Kunkel would say the the Prodigal son is merely the Shadow, and the self-righteous indignant elder brother is the ego. 

But, isn’t it time we all became the compassionate parent. By understanding our dark side and being compassionate and forgiving of ourselves we can then be compassionate and forgiving of others. When we stop judging ourselves, we will stop judging others. If we explore our pain, make sense of our suffering we can stop reacting to it and compensating for it. We can make peace with our Shadow we can make peace with ourselves, and then by extension everyone else. Then and only then will Guy McPherson’s statement be true. “Only Love Remains”. But what is love?  A good definition of Love that we hear at a lot of weddings is:

1 Corinthians 13 (NIV)

13 If I speak in the tongues of men or of angels, but do not have love, I am only a resounding gong or a clanging cymbal. 2 If I have the gift of prophecy and can fathom all mysteries and all knowledge, and if I have a faith that can move mountains, but do not have love, I am nothing. 3 If I give all I possess to the poor and give over my body to hardship that I may boast, but do not have love, I gain nothing.

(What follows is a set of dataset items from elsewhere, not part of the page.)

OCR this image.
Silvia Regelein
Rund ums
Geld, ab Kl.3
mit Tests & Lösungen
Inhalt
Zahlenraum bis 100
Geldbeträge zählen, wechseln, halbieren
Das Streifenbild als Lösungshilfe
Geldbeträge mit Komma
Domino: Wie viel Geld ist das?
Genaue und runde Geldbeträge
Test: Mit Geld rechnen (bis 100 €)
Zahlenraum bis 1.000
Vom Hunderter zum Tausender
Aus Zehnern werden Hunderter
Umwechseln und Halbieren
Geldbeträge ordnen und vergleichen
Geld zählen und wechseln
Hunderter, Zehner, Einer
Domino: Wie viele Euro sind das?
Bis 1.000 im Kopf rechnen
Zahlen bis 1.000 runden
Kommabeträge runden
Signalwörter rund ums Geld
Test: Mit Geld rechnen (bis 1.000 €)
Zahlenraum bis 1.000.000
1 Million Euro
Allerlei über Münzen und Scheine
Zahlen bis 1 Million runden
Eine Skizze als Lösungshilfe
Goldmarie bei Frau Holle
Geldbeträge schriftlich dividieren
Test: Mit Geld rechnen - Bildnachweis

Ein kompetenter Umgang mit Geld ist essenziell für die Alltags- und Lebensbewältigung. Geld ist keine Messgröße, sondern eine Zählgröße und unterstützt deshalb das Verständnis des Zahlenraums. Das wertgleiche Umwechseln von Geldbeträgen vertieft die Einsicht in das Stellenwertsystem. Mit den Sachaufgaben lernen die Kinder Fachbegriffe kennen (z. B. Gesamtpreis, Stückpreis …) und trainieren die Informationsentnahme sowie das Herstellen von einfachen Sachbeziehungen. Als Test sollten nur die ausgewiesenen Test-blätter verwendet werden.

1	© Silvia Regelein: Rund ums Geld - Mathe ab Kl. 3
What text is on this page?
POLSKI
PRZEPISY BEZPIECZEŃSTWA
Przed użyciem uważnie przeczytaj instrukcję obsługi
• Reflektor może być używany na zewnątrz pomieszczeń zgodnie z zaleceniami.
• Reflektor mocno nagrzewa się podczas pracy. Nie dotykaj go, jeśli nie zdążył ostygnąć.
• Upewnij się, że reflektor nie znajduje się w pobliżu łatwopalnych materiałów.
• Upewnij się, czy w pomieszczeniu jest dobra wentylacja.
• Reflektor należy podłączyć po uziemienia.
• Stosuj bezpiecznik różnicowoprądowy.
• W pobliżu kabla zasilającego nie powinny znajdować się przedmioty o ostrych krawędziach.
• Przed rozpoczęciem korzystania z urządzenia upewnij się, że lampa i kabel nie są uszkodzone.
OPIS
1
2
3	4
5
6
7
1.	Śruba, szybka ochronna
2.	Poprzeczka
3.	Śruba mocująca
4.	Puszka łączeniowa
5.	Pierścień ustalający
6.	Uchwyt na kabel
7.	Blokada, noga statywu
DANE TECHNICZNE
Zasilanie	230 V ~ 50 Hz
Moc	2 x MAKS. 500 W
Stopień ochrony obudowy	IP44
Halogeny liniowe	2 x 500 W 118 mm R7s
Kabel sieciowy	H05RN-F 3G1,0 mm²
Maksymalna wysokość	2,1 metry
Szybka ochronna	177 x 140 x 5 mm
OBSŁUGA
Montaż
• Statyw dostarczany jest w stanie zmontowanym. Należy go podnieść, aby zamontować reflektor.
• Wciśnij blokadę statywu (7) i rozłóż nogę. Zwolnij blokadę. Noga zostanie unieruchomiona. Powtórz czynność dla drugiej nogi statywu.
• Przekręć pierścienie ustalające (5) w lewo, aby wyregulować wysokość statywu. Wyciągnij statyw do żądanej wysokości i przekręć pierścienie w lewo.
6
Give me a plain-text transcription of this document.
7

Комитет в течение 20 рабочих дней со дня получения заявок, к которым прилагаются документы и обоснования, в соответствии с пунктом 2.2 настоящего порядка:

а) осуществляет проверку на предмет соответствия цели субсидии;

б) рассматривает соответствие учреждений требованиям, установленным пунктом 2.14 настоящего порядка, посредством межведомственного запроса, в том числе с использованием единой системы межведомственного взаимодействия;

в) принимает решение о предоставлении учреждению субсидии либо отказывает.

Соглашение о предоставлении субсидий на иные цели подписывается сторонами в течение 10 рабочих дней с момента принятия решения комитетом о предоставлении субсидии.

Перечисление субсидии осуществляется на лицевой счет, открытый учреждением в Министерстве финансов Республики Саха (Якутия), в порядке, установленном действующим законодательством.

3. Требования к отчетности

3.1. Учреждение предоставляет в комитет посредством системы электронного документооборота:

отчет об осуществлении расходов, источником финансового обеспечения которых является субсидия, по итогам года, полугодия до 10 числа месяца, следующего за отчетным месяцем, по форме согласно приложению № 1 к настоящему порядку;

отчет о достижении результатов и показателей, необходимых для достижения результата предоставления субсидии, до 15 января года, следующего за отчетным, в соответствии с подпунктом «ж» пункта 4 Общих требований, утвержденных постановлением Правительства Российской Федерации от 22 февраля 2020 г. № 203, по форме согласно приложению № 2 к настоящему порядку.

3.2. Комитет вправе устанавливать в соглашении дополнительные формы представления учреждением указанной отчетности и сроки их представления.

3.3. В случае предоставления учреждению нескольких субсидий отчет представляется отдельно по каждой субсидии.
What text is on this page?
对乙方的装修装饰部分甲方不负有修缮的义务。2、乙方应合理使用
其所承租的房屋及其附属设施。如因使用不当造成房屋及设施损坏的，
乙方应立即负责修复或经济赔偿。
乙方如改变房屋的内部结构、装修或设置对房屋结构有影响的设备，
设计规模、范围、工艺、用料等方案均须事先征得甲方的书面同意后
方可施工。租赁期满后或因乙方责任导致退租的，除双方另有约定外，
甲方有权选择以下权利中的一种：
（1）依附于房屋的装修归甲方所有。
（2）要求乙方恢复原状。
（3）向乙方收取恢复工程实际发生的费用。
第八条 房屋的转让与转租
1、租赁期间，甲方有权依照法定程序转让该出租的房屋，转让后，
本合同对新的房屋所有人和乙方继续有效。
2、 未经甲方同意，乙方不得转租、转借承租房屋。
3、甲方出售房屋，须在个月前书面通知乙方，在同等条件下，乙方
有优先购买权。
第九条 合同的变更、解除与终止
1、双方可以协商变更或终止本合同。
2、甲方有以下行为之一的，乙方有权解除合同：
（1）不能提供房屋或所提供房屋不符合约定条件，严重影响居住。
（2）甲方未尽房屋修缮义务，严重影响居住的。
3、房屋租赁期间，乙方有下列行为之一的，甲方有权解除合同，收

4 Love is patient, love is kind. It does not envy, it does not boast, it is not proud. 5 It does not dishonor others, it is not self-seeking, it is not easily angered, it keeps no record of wrongs. 6 Love does not delight in evil but rejoices with the truth. 7 It always protects, always trusts, always hopes, always perseveres.

8 Love never fails. But where there are prophecies, they will cease; where there are tongues, they will be stilled; where there is knowledge, it will pass away. 9 For we know in part and we prophesy in part, 10 but when completeness comes, what is in part disappears. 11 When I was a child, I talked like a child, I thought like a child, I reasoned like a child. When I became a man, I put the ways of childhood behind me. 12 For now we see only a reflection as in a mirror; then we shall see face to face. Now I know in part; then I shall know fully, even as I am fully known.

13 And now these three remain: faith, hope and love. But the greatest of these is love.